One Response to "Efficiency Improvements to Australian Health Insurance"
  1. Well, only having read part of the paper, it only looks at patients with Stage 1 and Stage 2 cancer where lumpectomy is a good option. Stage 3 patients may be eligible for lumpectomy, but if that isn’t sufficiently clear, move on to mastectomy and radiotherapy as well. It seems ridiculous to place much reliance on 15% as an evidence of some kind of demand curve when the difference between patients with this stage of cancer within 10 miles of a radiotherapy facility choosing mastectomy at 43% and those at further than 50 miles at 58%. In Australia, maintaining some kind of body image is recognised as part of treatment for recovering BC patients given that reconstructions are subsidised in the public system.

    Interesting that this kind of analysis could point to a reduction in treatment alternatives to BC patients in the public system in the long term. I guess this paper is a proxy for trying to give the public price signals for medical procedures for what the society is prepared to subsidise and procedures for which it is not. In Australia, I’d like to think we give a better outcome. Breast cancer is difficult because it affects predominantly women and their physical and social identity.

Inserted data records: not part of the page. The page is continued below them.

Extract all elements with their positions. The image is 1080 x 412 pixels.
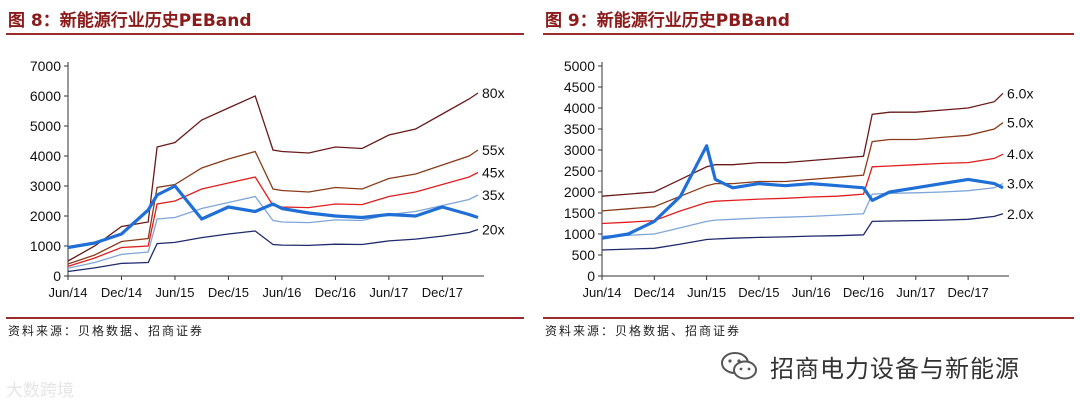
y-tick-label: 2000 <box>30 208 61 224</box>
y-tick-label: 3000 <box>30 178 61 194</box>
y-tick-label: 0 <box>587 268 595 284</box>
x-tick-label: Jun/15 <box>687 285 726 300</box>
band-line-6-0x <box>601 92 1004 197</box>
band-label: 35x <box>482 187 505 203</box>
x-tick-label: Dec/16 <box>843 285 884 300</box>
x-tick-label: Jun/15 <box>155 285 194 300</box>
title-rule <box>6 33 524 35</box>
y-tick-label: 5000 <box>30 118 61 134</box>
band-label: 3.0x <box>1007 176 1033 192</box>
y-tick-label: 4000 <box>30 148 61 164</box>
pe-band-panel: 图 8：新能源行业历史PEBand 0 1000 2000 3000 4000 5000 6… <box>0 0 530 340</box>
pb-band-title: 图 9：新能源行业历史PBBand <box>545 11 790 31</box>
band-line-3-0x <box>601 183 1004 237</box>
y-tick-label: 3500 <box>564 121 595 137</box>
y-tick-label: 500 <box>572 247 596 263</box>
y-tick-label: 1500 <box>564 205 595 221</box>
band-line-4-0x <box>601 153 1004 225</box>
source-rule <box>543 317 1074 319</box>
x-tick-label: Jun/14 <box>582 285 621 300</box>
x-tick-label: Jun/14 <box>48 285 87 300</box>
pe-band-chart: 0 1000 2000 3000 4000 5000 6000 7000 Jun/14 Dec/1… <box>30 58 505 300</box>
pb-band-panel: 图 9：新能源行业历史PBBand 0 500 1000 1500 2000 2500 30… <box>537 0 1080 340</box>
x-tick-label: Dec/15 <box>208 285 249 300</box>
band-label: 55x <box>482 142 505 158</box>
x-tick-label: Dec/16 <box>315 285 356 300</box>
y-tick-label: 1000 <box>30 238 61 254</box>
x-tick-label: Jun/17 <box>369 285 408 300</box>
band-line-20x <box>67 228 479 273</box>
band-label: 20x <box>482 222 505 238</box>
y-tick-label: 6000 <box>30 88 61 104</box>
watermark-right: 招商电力设备与新能源 <box>720 348 1020 384</box>
band-label: 5.0x <box>1007 115 1033 131</box>
x-tick-label: Jun/16 <box>792 285 831 300</box>
pb-band-chart: 0 500 1000 1500 2000 2500 3000 3500 4000 4500 5000… <box>564 58 1034 300</box>
x-tick-label: Dec/17 <box>948 285 989 300</box>
y-tick-label: 4500 <box>564 79 595 95</box>
x-tick-label: Jun/17 <box>896 285 935 300</box>
x-tick-label: Dec/14 <box>101 285 142 300</box>
watermark-right-text: 招商电力设备与新能源 <box>770 354 1020 383</box>
band-line-55x <box>67 149 479 265</box>
y-tick-label: 4000 <box>564 100 595 116</box>
pe-band-title: 图 8：新能源行业历史PEBand <box>8 11 252 31</box>
watermark-left: 大数跨境 <box>6 376 74 401</box>
wechat-icon <box>721 352 757 380</box>
band-label: 45x <box>482 165 505 181</box>
x-tick-label: Jun/16 <box>262 285 301 300</box>
valuation-line <box>601 144 1004 240</box>
y-tick-label: 2000 <box>564 184 595 200</box>
band-line-80x <box>67 92 479 262</box>
valuation-line <box>67 184 479 250</box>
title-rule <box>543 33 1074 35</box>
band-label: 2.0x <box>1007 206 1033 222</box>
source-rule <box>6 317 524 319</box>
y-tick-label: 3000 <box>564 142 595 158</box>
x-tick-label: Dec/15 <box>738 285 779 300</box>
x-tick-label: Dec/14 <box>634 285 675 300</box>
y-tick-label: 2500 <box>564 163 595 179</box>
y-tick-label: 1000 <box>564 226 595 242</box>
x-tick-label: Dec/17 <box>422 285 463 300</box>
band-line-35x <box>67 194 479 269</box>
y-tick-label: 5000 <box>564 58 595 74</box>
pb-band-source: 资料来源：贝格数据、招商证券 <box>545 324 742 338</box>
band-label: 80x <box>482 85 505 101</box>
watermark-left-text: 大数跨境 <box>6 381 74 401</box>
band-line-2-0x <box>601 213 1004 251</box>
y-tick-label: 7000 <box>30 58 61 74</box>
band-label: 6.0x <box>1007 85 1033 101</box>
band-label: 4.0x <box>1007 146 1033 162</box>
pe-band-source: 资料来源：贝格数据、招商证券 <box>8 324 205 338</box>
y-tick-label: 0 <box>53 268 61 284</box>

It’s not like diabetes or bowel cancer. Mastectomy should not necessarily be privileged over lumpectomy just because it’s cheaper. Distance from medical facilities should not be considered a proxy measure of the individual’s preparedness to pay, but an example of social and economic disadvantage. Rural Australians already pay a price for isolation in poorer health outcomes altogether.

    I guess I think this paper is not a fantastic example of how to ration medical subsidies because it taps into other social issues rather than just survival.